Monday, March 4, 2013

The Gatekeepers


Six past and present leaders of Israeli defence organization Shin Bet submit themselves to questioning in The Gatekeepers, and the provocative documentary that results serves as a living monument to doublethink. Director Dror Moreh steadily pushes the group on matters of morality; the men gamely push back while often adding their own criticisms of Israel’s treatment of Palestine. A particularly sharp indictment of the Israeli occupation prompts agreement from one of the men, who arches his eyebrows in self-satisfaction, as if to say, “Didn’t expect that, did you?” Political schizophrenia pervades many of the interviews.

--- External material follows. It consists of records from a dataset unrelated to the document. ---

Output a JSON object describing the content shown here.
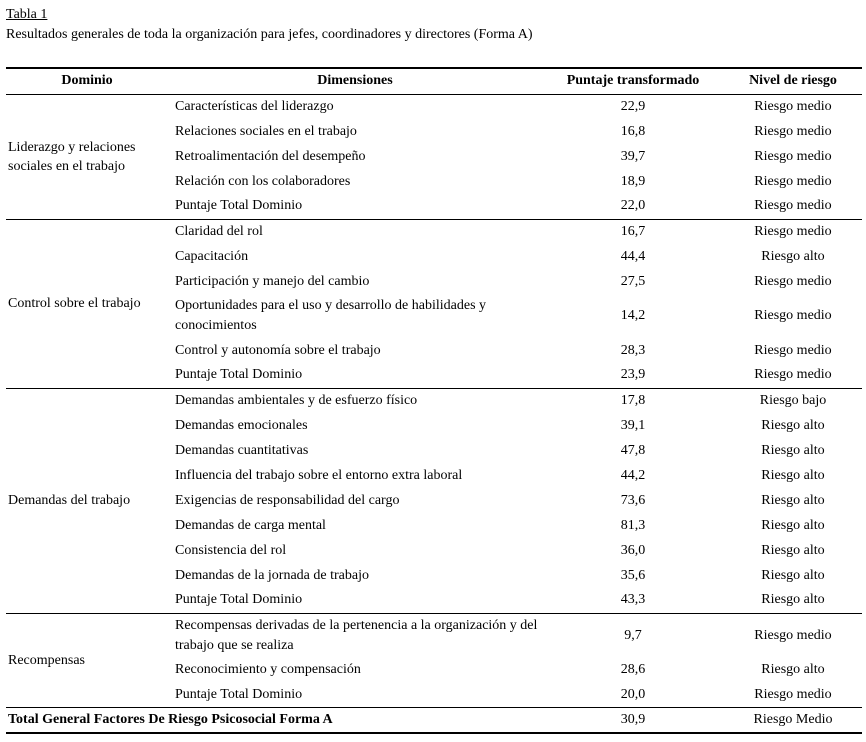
{
  "title": "Tabla 1",
  "subtitle": "Resultados generales de toda la organización para jefes, coordinadores y directores (Forma A)",
  "table": {
    "headers": [
      "Dominio",
      "Dimensiones",
      "Puntaje transformado",
      "Nivel de riesgo"
    ],
    "sections": [
      {
        "domain": "Liderazgo y relaciones sociales en el trabajo",
        "rows": [
          {
            "dimension": "Características del liderazgo",
            "score": "22,9",
            "risk": "Riesgo medio"
          },
          {
            "dimension": "Relaciones sociales en el trabajo",
            "score": "16,8",
            "risk": "Riesgo medio"
          },
          {
            "dimension": "Retroalimentación del desempeño",
            "score": "39,7",
            "risk": "Riesgo medio"
          },
          {
            "dimension": "Relación con los colaboradores",
            "score": "18,9",
            "risk": "Riesgo medio"
          },
          {
            "dimension": "Puntaje Total Dominio",
            "score": "22,0",
            "risk": "Riesgo medio"
          }
        ]
      },
      {
        "domain": "Control sobre el trabajo",
        "rows": [
          {
            "dimension": "Claridad del rol",
            "score": "16,7",
            "risk": "Riesgo medio"
          },
          {
            "dimension": "Capacitación",
            "score": "44,4",
            "risk": "Riesgo alto"
          },
          {
            "dimension": "Participación y manejo del cambio",
            "score": "27,5",
            "risk": "Riesgo medio"
          },
          {
            "dimension": "Oportunidades para el uso y desarrollo de habilidades y conocimientos",
            "score": "14,2",
            "risk": "Riesgo medio"
          },
          {
            "dimension": "Control y autonomía sobre el trabajo",
            "score": "28,3",
            "risk": "Riesgo medio"
          },
          {
            "dimension": "Puntaje Total Dominio",
            "score": "23,9",
            "risk": "Riesgo medio"
          }
        ]
      },
      {
        "domain": "Demandas del trabajo",
        "rows": [
          {
            "dimension": "Demandas ambientales y de esfuerzo físico",
            "score": "17,8",
            "risk": "Riesgo bajo"
          },
          {
            "dimension": "Demandas emocionales",
            "score": "39,1",
            "risk": "Riesgo alto"
          },
          {
            "dimension": "Demandas cuantitativas",
            "score": "47,8",
            "risk": "Riesgo alto"
          },
          {
            "dimension": "Influencia del trabajo sobre el entorno extra laboral",
            "score": "44,2",
            "risk": "Riesgo alto"
          },
          {
            "dimension": "Exigencias de responsabilidad del cargo",
            "score": "73,6",
            "risk": "Riesgo alto"
          },
          {
            "dimension": "Demandas de carga mental",
            "score": "81,3",
            "risk": "Riesgo alto"
          },
          {
            "dimension": "Consistencia del rol",
            "score": "36,0",
            "risk": "Riesgo alto"
          },
          {
            "dimension": "Demandas de la jornada de trabajo",
            "score": "35,6",
            "risk": "Riesgo alto"
          },
          {
            "dimension": "Puntaje Total Dominio",
            "score": "43,3",
            "risk": "Riesgo alto"
          }
        ]
      },
      {
        "domain": "Recompensas",
        "rows": [
          {
            "dimension": "Recompensas derivadas de la pertenencia a la organización y del trabajo que se realiza",
            "score": "9,7",
            "risk": "Riesgo medio"
          },
          {
            "dimension": "Reconocimiento y compensación",
            "score": "28,6",
            "risk": "Riesgo alto"
          },
          {
            "dimension": "Puntaje Total Dominio",
            "score": "20,0",
            "risk": "Riesgo medio"
          }
        ]
      }
    ],
    "total": {
      "label": "Total General Factores De Riesgo Psicosocial Forma A",
      "score": "30,9",
      "risk": "Riesgo Medio"
    }
  }
}
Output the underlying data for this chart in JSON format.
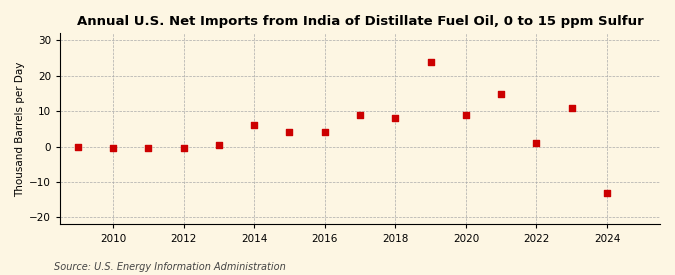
{
  "title": "Annual U.S. Net Imports from India of Distillate Fuel Oil, 0 to 15 ppm Sulfur",
  "ylabel": "Thousand Barrels per Day",
  "source": "Source: U.S. Energy Information Administration",
  "years": [
    2009,
    2010,
    2011,
    2012,
    2013,
    2014,
    2015,
    2016,
    2017,
    2018,
    2019,
    2020,
    2021,
    2022,
    2023,
    2024
  ],
  "values": [
    0.0,
    -0.5,
    -0.5,
    -0.5,
    0.5,
    6.0,
    4.0,
    4.0,
    9.0,
    8.0,
    24.0,
    9.0,
    15.0,
    1.0,
    11.0,
    -13.0
  ],
  "ylim": [
    -22,
    32
  ],
  "yticks": [
    -20,
    -10,
    0,
    10,
    20,
    30
  ],
  "xlim": [
    2008.5,
    2025.5
  ],
  "xticks": [
    2010,
    2012,
    2014,
    2016,
    2018,
    2020,
    2022,
    2024
  ],
  "marker_color": "#cc0000",
  "marker": "s",
  "marker_size": 4,
  "background_color": "#fdf6e3",
  "grid_color": "#aaaaaa",
  "title_fontsize": 9.5,
  "label_fontsize": 7.5,
  "tick_fontsize": 7.5,
  "source_fontsize": 7
}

Referencing the 1984 killing of two captured bus hijackers, Avraham Shalom acknowledges giving the order to kill the men, but denies its immorality—it’s only wrong because the public found out, he explains. (The ensuing controversy precipitated his resignation as head of Shin Bet in 1986.) Everyone in the group has knowingly played a key role in the very same military occupation they now attack, and all seem helpless to change a system uniformly loathed. Even Shalom scornfully dismisses the Israeli government’s handling of the Palestinians as “tactics, not strategy” and compares his country to Germany occupying Poland during the Second World War. All tools of brute authority, the men resent the stupidity of those that wield them.